Mais vivre libre ici est une forme d’aberration. Froid infernal l’hiver, moustiques, mouches dévoreuses les quelques mois d’été dans une chaleur étouffante... Alors, finalement, Elgen meurt. Seule la folie de Staline pouvait décider de faire vivre cette plaine isolée et impitoyable, si loin de tout. Les baraquements de bois disparaissent, les survivants meurent, les vivants fuient. Elgen n’est plus habitée depuis l’an dernier. Un fantôme de plus dans la Kolyma.

Des chercheurs d'or indifférents au passé

Les goulags laissent la place à quelques chercheurs d’or autorisés ou clandestins. Officiels, ils ravagent les zones de prospection aux bulldozers. Clandestins, ils arrachent pépite par pépite une maigre richesse à la Kolyma.
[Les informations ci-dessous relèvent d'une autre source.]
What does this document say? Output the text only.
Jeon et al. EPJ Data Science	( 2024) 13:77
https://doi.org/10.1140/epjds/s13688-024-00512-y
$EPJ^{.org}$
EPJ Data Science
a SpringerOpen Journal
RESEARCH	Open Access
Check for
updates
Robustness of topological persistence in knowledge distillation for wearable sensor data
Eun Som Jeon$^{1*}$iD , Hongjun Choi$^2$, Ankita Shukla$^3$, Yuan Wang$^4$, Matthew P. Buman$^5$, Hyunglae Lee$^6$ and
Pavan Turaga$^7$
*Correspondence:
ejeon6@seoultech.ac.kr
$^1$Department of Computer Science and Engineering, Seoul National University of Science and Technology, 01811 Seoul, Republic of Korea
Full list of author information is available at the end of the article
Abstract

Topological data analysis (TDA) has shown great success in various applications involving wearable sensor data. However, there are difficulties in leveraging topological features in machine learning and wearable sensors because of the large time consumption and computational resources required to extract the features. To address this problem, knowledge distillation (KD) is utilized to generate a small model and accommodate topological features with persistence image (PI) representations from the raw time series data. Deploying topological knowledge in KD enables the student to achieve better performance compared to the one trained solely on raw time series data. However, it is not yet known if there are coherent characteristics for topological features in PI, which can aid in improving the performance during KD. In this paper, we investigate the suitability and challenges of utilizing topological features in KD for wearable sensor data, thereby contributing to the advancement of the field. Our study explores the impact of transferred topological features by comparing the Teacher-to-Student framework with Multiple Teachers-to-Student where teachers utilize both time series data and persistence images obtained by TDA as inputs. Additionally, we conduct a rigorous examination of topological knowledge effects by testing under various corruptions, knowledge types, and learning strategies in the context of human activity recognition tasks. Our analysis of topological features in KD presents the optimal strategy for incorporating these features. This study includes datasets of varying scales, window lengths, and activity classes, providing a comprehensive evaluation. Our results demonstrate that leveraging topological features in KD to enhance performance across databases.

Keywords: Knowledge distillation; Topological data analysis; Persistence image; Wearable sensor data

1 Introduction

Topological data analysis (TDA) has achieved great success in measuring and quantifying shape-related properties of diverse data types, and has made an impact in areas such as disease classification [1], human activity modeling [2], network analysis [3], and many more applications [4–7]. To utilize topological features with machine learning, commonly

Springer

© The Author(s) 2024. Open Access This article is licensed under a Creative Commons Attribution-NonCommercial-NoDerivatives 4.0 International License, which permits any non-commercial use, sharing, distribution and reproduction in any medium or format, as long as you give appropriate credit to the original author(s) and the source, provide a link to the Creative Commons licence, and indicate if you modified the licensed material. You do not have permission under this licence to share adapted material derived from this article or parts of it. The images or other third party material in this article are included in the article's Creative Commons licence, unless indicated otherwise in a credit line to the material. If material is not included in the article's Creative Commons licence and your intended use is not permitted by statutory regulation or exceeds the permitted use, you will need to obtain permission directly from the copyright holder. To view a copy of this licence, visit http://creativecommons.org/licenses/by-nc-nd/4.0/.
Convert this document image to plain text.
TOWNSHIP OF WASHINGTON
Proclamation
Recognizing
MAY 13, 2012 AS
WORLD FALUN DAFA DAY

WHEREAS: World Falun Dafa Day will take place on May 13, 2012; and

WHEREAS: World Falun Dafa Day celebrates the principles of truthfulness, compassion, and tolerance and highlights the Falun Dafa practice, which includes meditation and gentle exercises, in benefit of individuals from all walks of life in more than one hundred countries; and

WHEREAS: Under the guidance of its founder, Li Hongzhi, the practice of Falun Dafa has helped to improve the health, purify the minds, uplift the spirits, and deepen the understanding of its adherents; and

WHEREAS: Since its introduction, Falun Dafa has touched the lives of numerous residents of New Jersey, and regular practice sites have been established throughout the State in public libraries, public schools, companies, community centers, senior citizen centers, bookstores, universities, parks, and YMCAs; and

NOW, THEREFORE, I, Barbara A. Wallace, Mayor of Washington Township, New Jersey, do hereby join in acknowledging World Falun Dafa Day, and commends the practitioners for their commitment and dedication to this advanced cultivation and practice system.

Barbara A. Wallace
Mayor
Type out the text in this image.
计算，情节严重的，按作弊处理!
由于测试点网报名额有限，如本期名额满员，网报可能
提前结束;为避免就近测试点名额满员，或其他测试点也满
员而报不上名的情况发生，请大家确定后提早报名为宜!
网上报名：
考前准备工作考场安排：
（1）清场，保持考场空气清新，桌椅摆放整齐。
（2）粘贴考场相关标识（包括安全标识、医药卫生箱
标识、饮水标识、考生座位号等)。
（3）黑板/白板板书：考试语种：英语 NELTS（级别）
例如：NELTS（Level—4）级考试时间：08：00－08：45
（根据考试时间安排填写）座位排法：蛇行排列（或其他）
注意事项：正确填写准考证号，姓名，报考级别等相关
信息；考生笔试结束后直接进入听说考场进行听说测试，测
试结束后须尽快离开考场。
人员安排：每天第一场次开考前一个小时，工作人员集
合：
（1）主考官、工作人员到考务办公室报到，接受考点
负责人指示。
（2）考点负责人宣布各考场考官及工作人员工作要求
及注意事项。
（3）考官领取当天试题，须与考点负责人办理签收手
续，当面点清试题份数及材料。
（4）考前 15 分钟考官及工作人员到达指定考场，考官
Les goulags ne les concernent pas, ils n’y pensent pas. C’est la victoire du temps et du régime.

Le goulag s’est ancré dans les subconscients russes, le refus d’en parler s’exprime comme une forme de négation d'où l’on vient, le refus de reconnaître la sauvagerie passée. Avec la dissolution de l'ONG Memorial par la Cour suprême russe, des millions de morts en attente de réhabilitation disparaitront comme les fantômes des goulags. Et les créateurs de l’ONG redoutent que la défense des droits de l’homme en Russie ne soit annihilée par la même occasion.

Seul 1% des cimetières du goulag répertoriés, selon l'ONG

Dans la Kolyma, et dans toute la Russie, des milliers de camps de travail ont été créés en Union Soviétique, regroupés en près de 500 complexes essentiellement dans les régions les plus difficiles et les plus éloignées des grands centres urbains. Les archives soviétiques ont été ouvertes en 1989 : de dix à 18 millions de personnes ont été déportées entre 1921 et 1953 - date de la mort de Staline -, des centaines de milliers de personnes exécutées, plus de 700.000 et au total jusqu’à quatre millions de morts d’épuisement, de maladie…

En 2004, Memorial publiait après dix ans de recherches, un CD-ROM contenant les noms d'1,3 million de victimes de la répression stalinienne. Elena Jemkova, la directrice exécutive de l’organisation, estime qu’il y a eu au moins dix fois plus de victimes, et que pour terminer le travail, il faudrait encore plus d’un siècle. Selon Memorial, seulement 1% des cimetières du goulag répartis sur l’immense territoire russe auraient été répertoriés.

Photos de l’été 2000 et fin de printemps 2008. Ivan Panikarov a été récompensé pour son travail en 2020. Nous n'avons pas eu de nouvelles de Denis. Elgen, devenue un village, a fermé, et Iagodnoe ne cesse de perdre des habitants. Le village en compte moins de 3.000 dorénavant.